Brupark topraklarında (Brüksel'in eteklerinde) 1989'da bir tür açık hava müzesi "Mini-Avrupa" açıldı. 80 Avrupa kentinden 350 ünlü simgenin minyatür kopyalarını içerir. Brupark'ın kendisi ziyaret etmek için çok ilginç olmasına rağmen, turistlerin çoğu, tam olarak şaşırtıcı nesne nedeniyle buraya gelme eğilimindedir. "Mini-Avrupa", atomun görkemli bir modeli olan bir tepenin eteğinde bulunur - Atomium, üzerine kurulu, kopyaların Gulliver'in yanındaki cüceler gibi göründüğü.

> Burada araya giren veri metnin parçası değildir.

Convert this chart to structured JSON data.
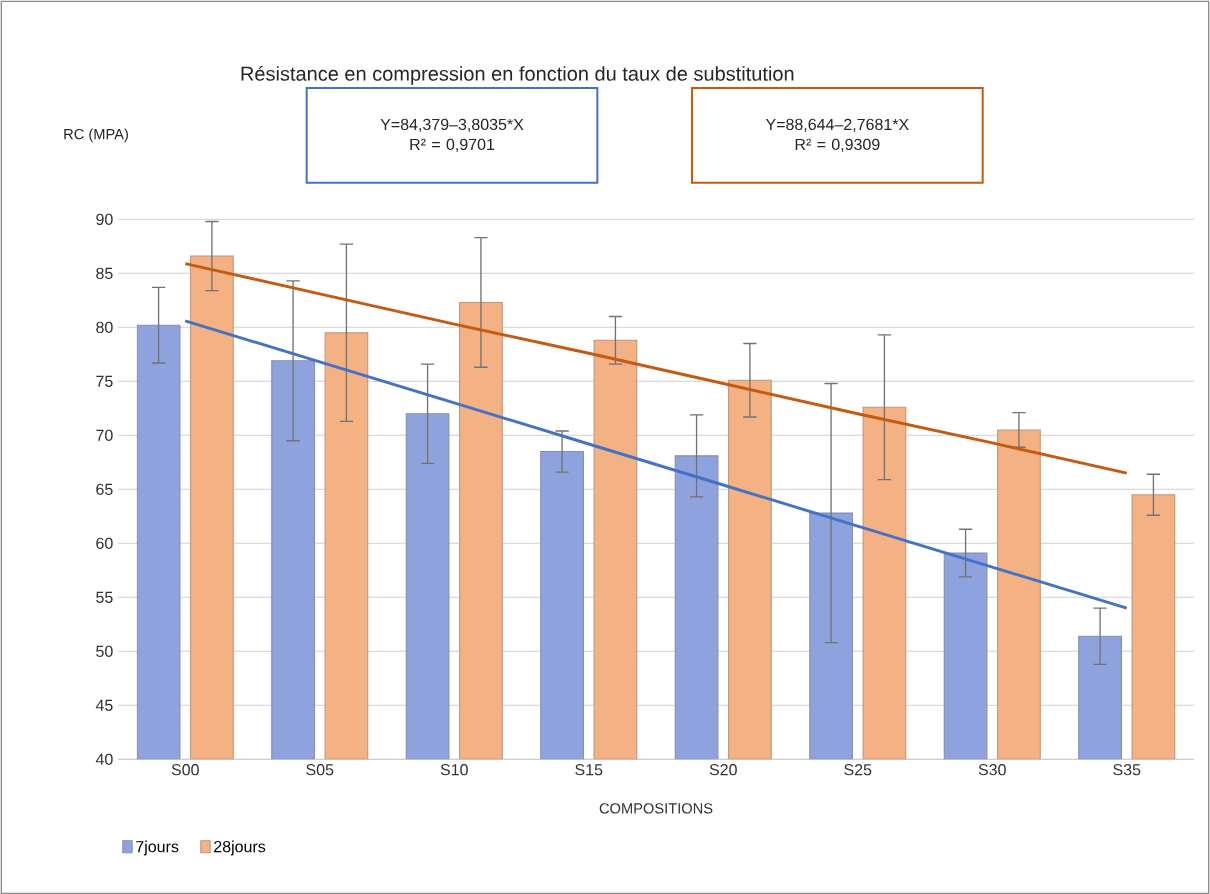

Muhteşem kopyalar yaratmanın gerçek doğruluğu ve ince işçilik inanılmaz. Tüm en küçük detaylar ve dokunuşlar, orijinallerine uygun olarak titizlikle yeniden üretilir. Antik kaleler, tapınaklar, kaleler, belediye binaları, sokak blokları, ünlü meydanların parçaları görsel ve ses efektleri eşliğinde sergileniyor. Eğik Pisa Kulesi, Westminster Sarayı, Kopenhag'ın pitoresk evleri, Eyfel Kulesi vb.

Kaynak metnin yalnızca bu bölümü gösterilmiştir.